There are different types of search algorithms that help us choose between the speed, memory and complexity.

Linear Search

This is the simplest and the most intuitive way of searching through the data. We pick up the elements sequentially and identify if this is the element we want. If yes, we conclude - else we continue. This is the simplest to implement; but not so good in its cost. In the best case scenario, we can get the result in the first attempt - in the worst case, we will have to look through the whole list before we conclude. Thus, it has cost C(N).

Binary Search

This works only if we have a sorted data set that is easy to index. We start with the middle element and compare it with our target. If it matches, we are done. Else, if it is less, we jump to the element between this and the first (1/4) and if it is more, we jump to the point between this and end (3/4). Thus, at each step, we identify if we need to stop or move up or move down. At each time, our step reduces by half.

With this, the best case is of course the first hit and the worst case is less than N. It is O(log N).

Thus, the cost is not linear - it is logarithmic. But, the two major requirements are that the data should be sorted and it should be easy to index. If we have a singly linked list, we will have to traverse from the first element for every index. In such a case, it would be a terrible mistake to use binary search. Similarly, if the data is not sorted, the binary search will never work.

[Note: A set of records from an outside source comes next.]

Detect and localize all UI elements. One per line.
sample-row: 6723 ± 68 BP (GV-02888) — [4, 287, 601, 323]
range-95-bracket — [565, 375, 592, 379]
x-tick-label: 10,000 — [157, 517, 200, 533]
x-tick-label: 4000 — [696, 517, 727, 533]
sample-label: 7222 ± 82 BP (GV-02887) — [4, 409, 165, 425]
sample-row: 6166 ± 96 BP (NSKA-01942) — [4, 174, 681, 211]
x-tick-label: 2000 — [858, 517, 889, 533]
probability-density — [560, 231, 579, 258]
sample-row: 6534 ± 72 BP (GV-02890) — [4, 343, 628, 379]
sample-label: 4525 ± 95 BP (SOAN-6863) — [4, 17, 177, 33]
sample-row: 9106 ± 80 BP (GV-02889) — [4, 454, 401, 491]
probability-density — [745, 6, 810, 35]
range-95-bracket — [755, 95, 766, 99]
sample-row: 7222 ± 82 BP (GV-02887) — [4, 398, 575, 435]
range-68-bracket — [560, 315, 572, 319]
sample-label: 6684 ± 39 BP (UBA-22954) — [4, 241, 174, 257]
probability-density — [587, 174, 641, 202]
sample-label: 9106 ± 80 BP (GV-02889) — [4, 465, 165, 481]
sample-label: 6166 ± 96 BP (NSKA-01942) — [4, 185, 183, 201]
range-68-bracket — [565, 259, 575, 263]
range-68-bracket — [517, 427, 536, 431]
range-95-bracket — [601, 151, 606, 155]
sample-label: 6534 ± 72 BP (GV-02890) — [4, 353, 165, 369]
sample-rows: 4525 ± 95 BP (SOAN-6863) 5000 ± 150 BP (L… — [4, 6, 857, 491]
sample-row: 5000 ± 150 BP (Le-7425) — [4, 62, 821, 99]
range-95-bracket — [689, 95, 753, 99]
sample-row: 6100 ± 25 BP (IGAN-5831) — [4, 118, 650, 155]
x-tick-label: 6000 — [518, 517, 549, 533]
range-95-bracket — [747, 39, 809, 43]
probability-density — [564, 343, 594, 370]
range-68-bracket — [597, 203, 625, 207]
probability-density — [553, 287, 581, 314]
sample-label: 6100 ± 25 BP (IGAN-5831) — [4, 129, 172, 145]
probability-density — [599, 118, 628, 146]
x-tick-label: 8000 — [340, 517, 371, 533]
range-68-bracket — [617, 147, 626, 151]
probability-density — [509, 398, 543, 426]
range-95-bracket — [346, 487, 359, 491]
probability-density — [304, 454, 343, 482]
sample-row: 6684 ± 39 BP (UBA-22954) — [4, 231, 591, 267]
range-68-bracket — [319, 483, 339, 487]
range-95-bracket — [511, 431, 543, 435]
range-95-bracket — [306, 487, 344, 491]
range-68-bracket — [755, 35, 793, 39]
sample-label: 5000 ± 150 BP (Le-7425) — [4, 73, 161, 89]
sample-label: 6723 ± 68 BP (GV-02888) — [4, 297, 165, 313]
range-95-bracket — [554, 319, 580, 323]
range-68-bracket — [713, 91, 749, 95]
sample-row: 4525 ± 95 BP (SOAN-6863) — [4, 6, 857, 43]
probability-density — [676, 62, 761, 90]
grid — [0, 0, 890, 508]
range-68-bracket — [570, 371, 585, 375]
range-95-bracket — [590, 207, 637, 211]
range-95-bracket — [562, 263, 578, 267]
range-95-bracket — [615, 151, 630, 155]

Should we sort the data just for binary search. That is not as stupid as it sounds. It depends upon the data size and the number of times we plan to search. There are times when it is better to sort the data once before we start with the search.

Interpolate Search

This further extends the concept of binary search. Instead of jumping right in the middle of the list, it tries to estimate the position of the target based on the assumption that the data is uniform. That is, in a list of numbers that start with 1 and end in 100, it assumes that number 40 would be around the 40th position. Thus it starts from 40. And then, at each branch, it further estimates the position of the target element based on the two extremes.

If we have a good, uniform distribution of the data, this works wonderfully well and we can reach the target really fast. Its cost is O(log (log N)) - which is much better than binary search.

But the assumption here is that the data should be uniformly distributed. Else, the excessive calculation for interpolation would be an absolute wastage.

Hash Key

As we saw above, searching requires a lot of effort in comparing the data. We count the complexity and cost of an algorithm based on the number of times we have to compare data elements. But, what if we simplify this comparison itself?

Hashing is an innovative concept that can have a fabulous impact on the search speed. Over the years, hashing has earned its place in many other domains (encryption, security, finance, communication...) as well. But this is where it started.

A hash value is a numeric value obtained for a chunk of data. The hashing algorithm is out of our scope. But, essentially it uses the given data chunk as a sequence of bytes and numerically works on these bytes to get an integer. Of course, this integer is not unique. Just because the hash value matches, it does not mean that the data chunks are equal. But, the way it is implemented, it has a fairly distributed wide range - so there are very few overlaps is a real world application.

Here, we get hash (keys) for all the elements in the available data (values) and note the relation between the key and data. Since these are numbers, we can save them in an array. Now, when we want to search for an element, we start by searching the hash key itself. Since this is numeric search on an array, it can be performed pretty fast. Once we have identify the key, we can then look into the elements with that key - if any of them really match our search object.